Everywhere I look, people are trying to do more, be more. I can’t help but sit back and wonder to myself, are goals starting to be more important than living these days? Conversations with friends revolve around the desperate need for their kids to get straight A’s. Guess what? Not everyone is capable of getting an A in every class. What kind of message are we starting to scream to our children? Anything less than perfect is not good enough? I watch as parents spend almost 1000 dollars to help their college bound student get a better grade on the ACT test. Do we really need our kids to get into Harvard or Yale to feel like they are successful? When is enough enough? How many parents rave about their kids getting a 4.0 at the end of their college years when in the real world what matters is if they get a job and how well they do it? How many teams do we have to encourage our son to play on to do everything we can to eliminate his chance of sitting on the high school bench? How many hours do we have to spend grasping at goals that don’t mean a damn thing in the end? Is perfection and being the best worth the time we trade for it every single day? Does happiness and living have to be dependent on whether or not we ever reach our goals and do you ever ask yourself, what is the cost? 

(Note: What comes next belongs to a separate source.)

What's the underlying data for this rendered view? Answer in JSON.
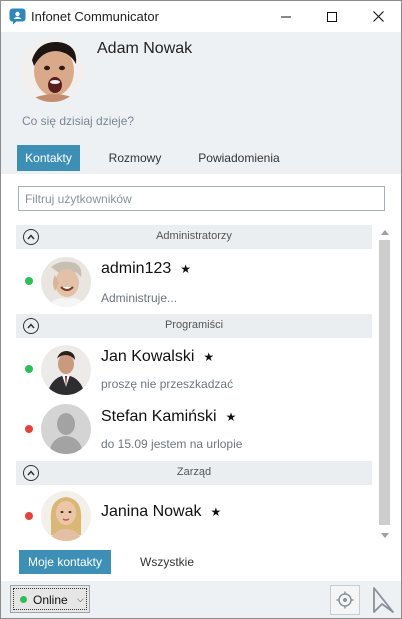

I’m sorry but I will not raise my children to kill themselves to be above the crowd. I will raise them to appreciate their real gifts and encourage them to use those gifts to better the world. I will encourage them to appreciate time and the things that most agree are really important at the end of our lives. I will encourage them to be their own personal best and not to compare themselves to the people around them. I will show them that I love them for who they are and never make them feel it is conditional on how well they do. Not being the best but rather their personal best, will always be good enough for me. 


9 thoughts on “Can Goals Become Too Important?

  1. Some retailers reward their children customers for straight A report card. What about the kids who struggle to get C’s and that is the best they can do? Or even B students who have worked hard to get there? I was criticized for not rewarding my customers for grades and I wanted to say, “That is your responsibility, not mine.” but I just stated my case and left it at that.

    Liked by 1 person

  2. socialworkerangela

    I agree with everything you said. I have one son who skipped a grade and another with an iep. They both are smart in their own way. No need to be perfect.

    Liked by 1 person

  3. My girls are completely different, one gets A’s easily while the other struggles to get B’s and sometimes C’s, but she also works very at her part time job, is Captain of her Junior Roller Derby Team and has the hugest heart. Getting straight A’s is definitely not the be all to end all.

    Liked by 1 person

  4. Just Plain Ol' Vic

    I hope I have learned from my parents (what they did not do right with me), so I try to focus my kids on what is important. I focus on their effort and I appreciate the results (whatever they are) as long as they tried their best. I also want them to enjoy what they do, so I am careful not to apply too much pressure to make things seem like “work.”